Doesn’t sound like something that you’d do for sporting reasons, does it? Does sound like something you might do for a projected extra $1bn in TV and sponsorship cash, though.

Maybe that justifies it. Maybe FIFA will, as they claim, plough all that money back into the game. Stop laughing; they might.

It would at least be an argument that could legitimately be made: “This won’t be quite as good a football tournament, but the extra money and increased exposure will allow us to do x, y and z and that’s a worthwhile trade-off.” You could disagree, you could challenge FIFA’s record of delivering on such promises, but it would at least be a reasonable starting point for debate.
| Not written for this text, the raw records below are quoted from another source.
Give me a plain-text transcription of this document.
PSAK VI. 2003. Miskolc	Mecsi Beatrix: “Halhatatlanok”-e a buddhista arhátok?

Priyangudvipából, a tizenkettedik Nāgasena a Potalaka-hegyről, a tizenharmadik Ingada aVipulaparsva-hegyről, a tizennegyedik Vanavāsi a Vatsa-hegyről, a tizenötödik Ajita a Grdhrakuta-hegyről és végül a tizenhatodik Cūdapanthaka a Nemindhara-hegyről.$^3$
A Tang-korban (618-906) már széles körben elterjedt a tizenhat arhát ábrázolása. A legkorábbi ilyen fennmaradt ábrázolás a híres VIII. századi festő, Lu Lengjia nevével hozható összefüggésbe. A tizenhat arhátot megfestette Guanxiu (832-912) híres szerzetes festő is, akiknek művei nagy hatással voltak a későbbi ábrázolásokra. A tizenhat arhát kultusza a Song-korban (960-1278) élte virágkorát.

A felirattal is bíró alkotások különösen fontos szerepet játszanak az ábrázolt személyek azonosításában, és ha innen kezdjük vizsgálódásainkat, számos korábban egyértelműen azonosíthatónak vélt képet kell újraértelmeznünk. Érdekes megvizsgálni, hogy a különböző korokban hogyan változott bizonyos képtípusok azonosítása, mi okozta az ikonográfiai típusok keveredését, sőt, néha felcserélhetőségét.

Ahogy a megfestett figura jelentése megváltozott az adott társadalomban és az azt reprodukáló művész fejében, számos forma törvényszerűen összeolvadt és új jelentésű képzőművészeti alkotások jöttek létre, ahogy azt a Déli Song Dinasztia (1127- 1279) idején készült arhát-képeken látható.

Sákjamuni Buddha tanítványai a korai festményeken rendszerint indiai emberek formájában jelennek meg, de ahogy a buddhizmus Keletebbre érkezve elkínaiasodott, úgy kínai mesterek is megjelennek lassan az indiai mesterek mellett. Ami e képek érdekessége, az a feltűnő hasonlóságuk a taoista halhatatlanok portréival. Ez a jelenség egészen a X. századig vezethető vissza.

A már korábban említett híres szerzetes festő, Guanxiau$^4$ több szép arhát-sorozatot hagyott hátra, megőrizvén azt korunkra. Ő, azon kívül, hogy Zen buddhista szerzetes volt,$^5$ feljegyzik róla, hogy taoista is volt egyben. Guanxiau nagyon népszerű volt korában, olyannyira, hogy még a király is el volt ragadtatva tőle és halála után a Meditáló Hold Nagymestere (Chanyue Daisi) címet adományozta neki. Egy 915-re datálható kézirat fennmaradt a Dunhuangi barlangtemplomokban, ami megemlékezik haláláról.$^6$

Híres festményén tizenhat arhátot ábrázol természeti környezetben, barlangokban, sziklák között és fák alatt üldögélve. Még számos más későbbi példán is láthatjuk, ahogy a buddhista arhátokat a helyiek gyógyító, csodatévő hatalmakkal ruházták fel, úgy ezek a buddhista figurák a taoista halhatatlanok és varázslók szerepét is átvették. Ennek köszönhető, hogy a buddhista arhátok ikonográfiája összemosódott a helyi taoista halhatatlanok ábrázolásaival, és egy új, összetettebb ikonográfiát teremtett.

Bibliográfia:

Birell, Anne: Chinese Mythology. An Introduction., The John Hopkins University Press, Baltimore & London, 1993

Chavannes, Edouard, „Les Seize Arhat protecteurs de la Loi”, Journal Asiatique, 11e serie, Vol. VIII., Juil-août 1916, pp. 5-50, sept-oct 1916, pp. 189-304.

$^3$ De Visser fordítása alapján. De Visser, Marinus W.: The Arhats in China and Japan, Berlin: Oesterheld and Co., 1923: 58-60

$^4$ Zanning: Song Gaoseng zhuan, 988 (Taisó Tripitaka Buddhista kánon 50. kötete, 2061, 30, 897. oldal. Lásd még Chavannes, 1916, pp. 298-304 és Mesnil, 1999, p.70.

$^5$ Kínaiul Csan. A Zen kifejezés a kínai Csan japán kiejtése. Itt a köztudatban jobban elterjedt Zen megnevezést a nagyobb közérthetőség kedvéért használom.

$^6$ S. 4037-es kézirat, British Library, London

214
But that’s not going to happen. You will continue to have your intelligence insulted by being told this is about the “global game” and “progress” and “moving forward”.

It’s rubbish. But it is at least slightly less rubbish than the original version of a 48-team World Cup FIFA had cooked up.

In that, 16 groups of three would produce two qualifiers each for a last-32 knockout stage. It would be neater and require 24 fewer games.

But those would have been the only benefits, and the potential drawbacks obvious and utterly enormous. Most simply, three-team groups rule out the possibility of concurrent final games and thus massively increase the risk of collusion and mutually beneficial results.

There would have been all manner of ways for teams to benefit or suffer that were outside their own control.

A third of teams, for instance, would have played no part in the opening round of fixtures and thus their first game would come against a team who’d already played and would know precisely what they needed to qualify.

One team per group would play in the first and third round of games and get a lovely little break between games in the middle. And one team would play in the first two games, and better make damn sure they did enough to qualify without having to rely on a particular result in the final round of games between teams who at best know precisely what result they need and almost inevitably in some cases precisely what result sends both skipping merrily through.

With 16 separate groups all vulnerable to all these separate types of nonsense, the group stage of such a tournament would have descended rapidly into high farce.

But we’re starting to think we might have preferred that and all its boiled piss to the long, dull trudge that the admittedly fairer but interminable 12-group format promises.